La Banque d'Israël a augmenté agressivement ses taux à partir de 2022, atteignant finalement 4,75 %, le niveau le plus élevé depuis des années. Cela a anéanti le pouvoir d'achat presque du jour au lendemain. Ceux qui auraient pu acheter ont choisi d'attendre. Les transactions se sont taries. Mais maintenant, les taux redescendent. Début 2026, le taux de référence est à 4 %. La Banque d'Israël a indiqué qu'elle s'attendait à atteindre 3,5 % d'ici la fin de l'année, et le scénario optimiste le situe plus près de 2,5 % si les conditions géopolitiques se stabilisent.
Chaque fois que les taux baissent, deux choses se produisent. Les paiements mensuels deviennent plus gérables, ce qui est important pour les acheteurs ayant recours à un prêt hypothécaire. Et psychologiquement, les gens deviennent nerveux à l'idée que les prix vont remonter. Cette peur de manquer une opportunité a été l'une des forces les plus puissantes de l'immobilier israélien pendant 20 ans. Elle est en sommeil en ce moment. Elle ne le restera pas éternellement.
Pour les Juifs de la diaspora qui envisagent d'acheter, ce moment précis – stock élevé, concurrence réduite, taux en baisse, vendeurs flexibles – ne se présente pas souvent. Ce n'est pas un krach. Vous ne trouverez pas de vendeurs désespérés offrant des appartements. Mais la frénésie a disparu. Et cela compte plus que les gens ne le réalisent.
Lorsque le marché est en effervescence, vous prenez des décisions sous pression. Vous renoncez aux inspections. Vous négligez la diligence raisonnable. Vous surenchérissez parce que six autres personnes enchérissent contre vous. Actuellement, rien de tout cela ne se produit. Vous pouvez prendre votre temps. Vous pouvez négocier. Vous pouvez réellement réfléchir.
Il y a une autre chose qu'il est bon de comprendre concernant l'orientation du marché.
Le renouvellement urbain – ce que les Israéliens appellent hithadshut ironit – devient la principale source de nouvelle offre de logements, surtout dans le centre. Environ 30 à 33 % de tous les nouveaux appartements vendus sur le marché libre l'année dernière provenaient de projets de renouvellement urbain. Ce chiffre est en augmentation. Les entreprises disposent d'énormes pipelines – des dizaines de milliers d'unités approuvées en attente de construction.

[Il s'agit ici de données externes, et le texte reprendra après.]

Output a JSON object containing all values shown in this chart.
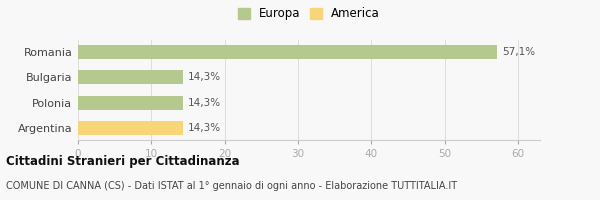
{
  "categories": [
    "Argentina",
    "Polonia",
    "Bulgaria",
    "Romania"
  ],
  "values": [
    14.3,
    14.3,
    14.3,
    57.1
  ],
  "labels": [
    "14,3%",
    "14,3%",
    "14,3%",
    "57,1%"
  ],
  "colors": [
    "#f9d57a",
    "#b5c98e",
    "#b5c98e",
    "#b5c98e"
  ],
  "legend": [
    {
      "label": "Europa",
      "color": "#b5c98e"
    },
    {
      "label": "America",
      "color": "#f9d57a"
    }
  ],
  "xlim": [
    0,
    63
  ],
  "xticks": [
    0,
    10,
    20,
    30,
    40,
    50,
    60
  ],
  "title_bold": "Cittadini Stranieri per Cittadinanza",
  "subtitle": "COMUNE DI CANNA (CS) - Dati ISTAT al 1° gennaio di ogni anno - Elaborazione TUTTITALIA.IT",
  "bg_color": "#f8f8f8",
  "bar_height": 0.55,
  "label_fontsize": 7.5,
  "tick_fontsize": 7.5,
  "ytick_fontsize": 8.0
}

Ce que cela signifie concrètement : les nouveaux appartements qui arriveront sur le marché à Tel Aviv et dans les villes centrales au cours des prochaines années se trouveront principalement dans des bâtiments anciens reconstruits. Empreinte plus petite. Étages plus élevés. Plus de commodités. Et des prix en conséquence. Si vous recherchez un grand appartement ancien avec du caractère, dans un immeuble qui n'a pas encore été réaménagé, vous faites vos achats sur un marché qui devient discrètement plus rare.

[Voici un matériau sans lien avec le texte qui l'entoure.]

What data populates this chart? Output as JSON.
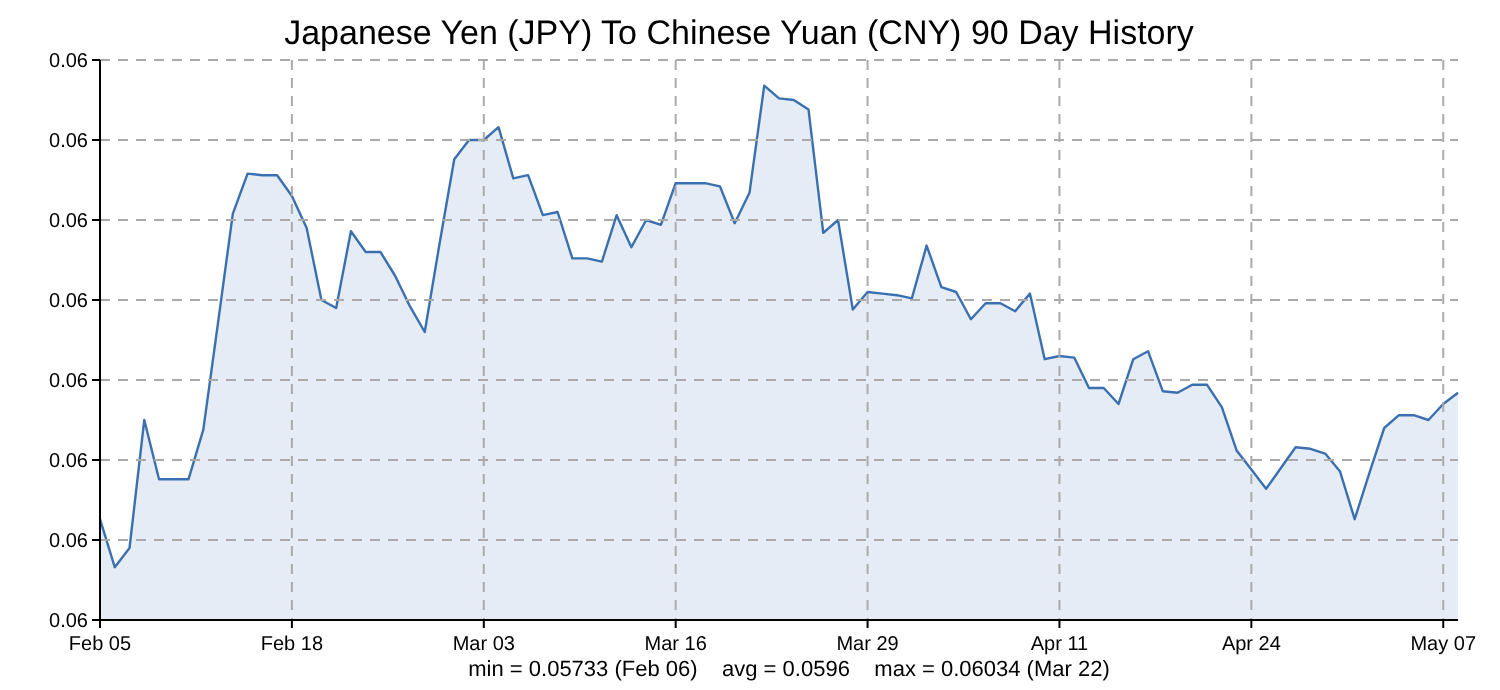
{
  "chart_data": {
    "type": "area",
    "title": "Japanese Yen (JPY) To Chinese Yuan (CNY) 90 Day History",
    "annotations": [
      "min = 0.05733 (Feb 06)    avg = 0.0596    max = 0.06034 (Mar 22)"
    ],
    "x": [
      "--02-05",
      "--02-06",
      "--02-07",
      "--02-08",
      "--02-09",
      "--02-10",
      "--02-11",
      "--02-12",
      "--02-13",
      "--02-14",
      "--02-15",
      "--02-16",
      "--02-17",
      "--02-18",
      "--02-19",
      "--02-20",
      "--02-21",
      "--02-22",
      "--02-23",
      "--02-24",
      "--02-25",
      "--02-26",
      "--02-27",
      "--02-28",
      "--03-01",
      "--03-02",
      "--03-03",
      "--03-04",
      "--03-05",
      "--03-06",
      "--03-07",
      "--03-08",
      "--03-09",
      "--03-10",
      "--03-11",
      "--03-12",
      "--03-13",
      "--03-14",
      "--03-15",
      "--03-16",
      "--03-17",
      "--03-18",
      "--03-19",
      "--03-20",
      "--03-21",
      "--03-22",
      "--03-23",
      "--03-24",
      "--03-25",
      "--03-26",
      "--03-27",
      "--03-28",
      "--03-29",
      "--03-30",
      "--03-31",
      "--04-01",
      "--04-02",
      "--04-03",
      "--04-04",
      "--04-05",
      "--04-06",
      "--04-07",
      "--04-08",
      "--04-09",
      "--04-10",
      "--04-11",
      "--04-12",
      "--04-13",
      "--04-14",
      "--04-15",
      "--04-16",
      "--04-17",
      "--04-18",
      "--04-19",
      "--04-20",
      "--04-21",
      "--04-22",
      "--04-23",
      "--04-24",
      "--04-25",
      "--04-26",
      "--04-27",
      "--04-28",
      "--04-29",
      "--04-30",
      "--05-01",
      "--05-02",
      "--05-03",
      "--05-04",
      "--05-05",
      "--05-06",
      "--05-07",
      "--05-08"
    ],
    "series": [
      {
        "color": "#3a70b0",
        "values": [
          0.05763,
          0.05733,
          0.05745,
          0.05825,
          0.05788,
          0.05788,
          0.05788,
          0.05819,
          0.05886,
          0.05954,
          0.05979,
          0.05978,
          0.05978,
          0.05965,
          0.05945,
          0.059,
          0.05895,
          0.05943,
          0.0593,
          0.0593,
          0.05915,
          0.05896,
          0.0588,
          0.05935,
          0.05988,
          0.06,
          0.06,
          0.06008,
          0.05976,
          0.05978,
          0.05953,
          0.05955,
          0.05926,
          0.05926,
          0.05924,
          0.05953,
          0.05933,
          0.0595,
          0.05947,
          0.05973,
          0.05973,
          0.05973,
          0.05971,
          0.05948,
          0.05967,
          0.06034,
          0.06026,
          0.06025,
          0.06019,
          0.05942,
          0.0595,
          0.05894,
          0.05905,
          0.05904,
          0.05903,
          0.05901,
          0.05934,
          0.05908,
          0.05905,
          0.05888,
          0.05898,
          0.05898,
          0.05893,
          0.05904,
          0.05863,
          0.05865,
          0.05864,
          0.05845,
          0.05845,
          0.05835,
          0.05863,
          0.05868,
          0.05843,
          0.05842,
          0.05847,
          0.05847,
          0.05833,
          0.05806,
          0.05794,
          0.05782,
          0.05795,
          0.05808,
          0.05807,
          0.05804,
          0.05793,
          0.05763,
          0.05792,
          0.0582,
          0.05828,
          0.05828,
          0.05825,
          0.05835,
          0.05842
        ]
      }
    ],
    "xlim": [
      "--02-05",
      "--05-08"
    ],
    "xticks": [
      {
        "value": "--02-05",
        "label": "Feb 05"
      },
      {
        "value": "--02-18",
        "label": "Feb 18"
      },
      {
        "value": "--03-03",
        "label": "Mar 03"
      },
      {
        "value": "--03-16",
        "label": "Mar 16"
      },
      {
        "value": "--03-29",
        "label": "Mar 29"
      },
      {
        "value": "--04-11",
        "label": "Apr 11"
      },
      {
        "value": "--04-24",
        "label": "Apr 24"
      },
      {
        "value": "--05-07",
        "label": "May 07"
      }
    ],
    "ylim": [
      0.057,
      0.0605
    ],
    "yticks": [
      {
        "value": 0.057,
        "label": "0.06"
      },
      {
        "value": 0.0575,
        "label": "0.06"
      },
      {
        "value": 0.058,
        "label": "0.06"
      },
      {
        "value": 0.0585,
        "label": "0.06"
      },
      {
        "value": 0.059,
        "label": "0.06"
      },
      {
        "value": 0.0595,
        "label": "0.06"
      },
      {
        "value": 0.06,
        "label": "0.06"
      },
      {
        "value": 0.0605,
        "label": "0.06"
      }
    ],
    "grid": true
  }
}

C'est un type d'urgence différent de celui dicté par la spéculation. C'est juste la réalité de l'offre.
En fin de compte, voici ce qu'il en est. L'économie israélienne se redresse : le PIB devrait croître de plus de 5 % en 2026. L'inflation se calme. La perspective de crédit du pays vient d'être améliorée. Les fondamentaux sont intacts. Le secteur technologique est en plein essor dans des couloirs spécifiques. Et le marché immobilier, pour la première fois depuis longtemps, donne aux acheteurs de l'espace pour respirer.

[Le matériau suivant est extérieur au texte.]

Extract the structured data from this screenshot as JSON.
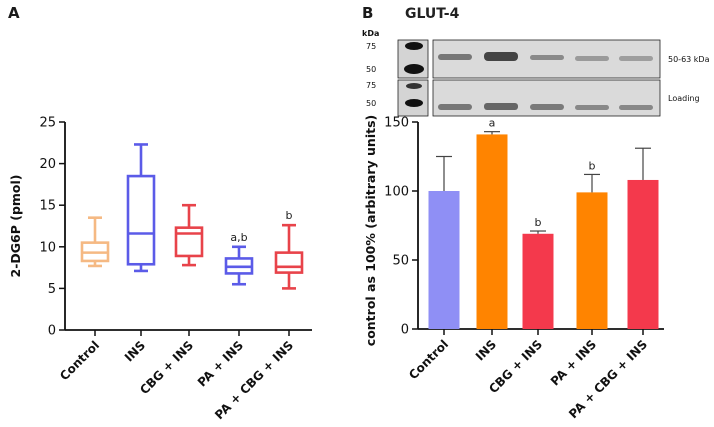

Cela ne signifie pas que chaque achat est judicieux. L'emplacement compte toujours énormément. De même que la diligence raisonnable, la structure juridique et la compréhension du fonctionnement du marché hypothécaire pour les acheteurs étrangers. Mais la situation macroéconomique ? Pour la première fois depuis des années, elle vous est réellement favorable.
La précipitation est terminée. Profitez-en.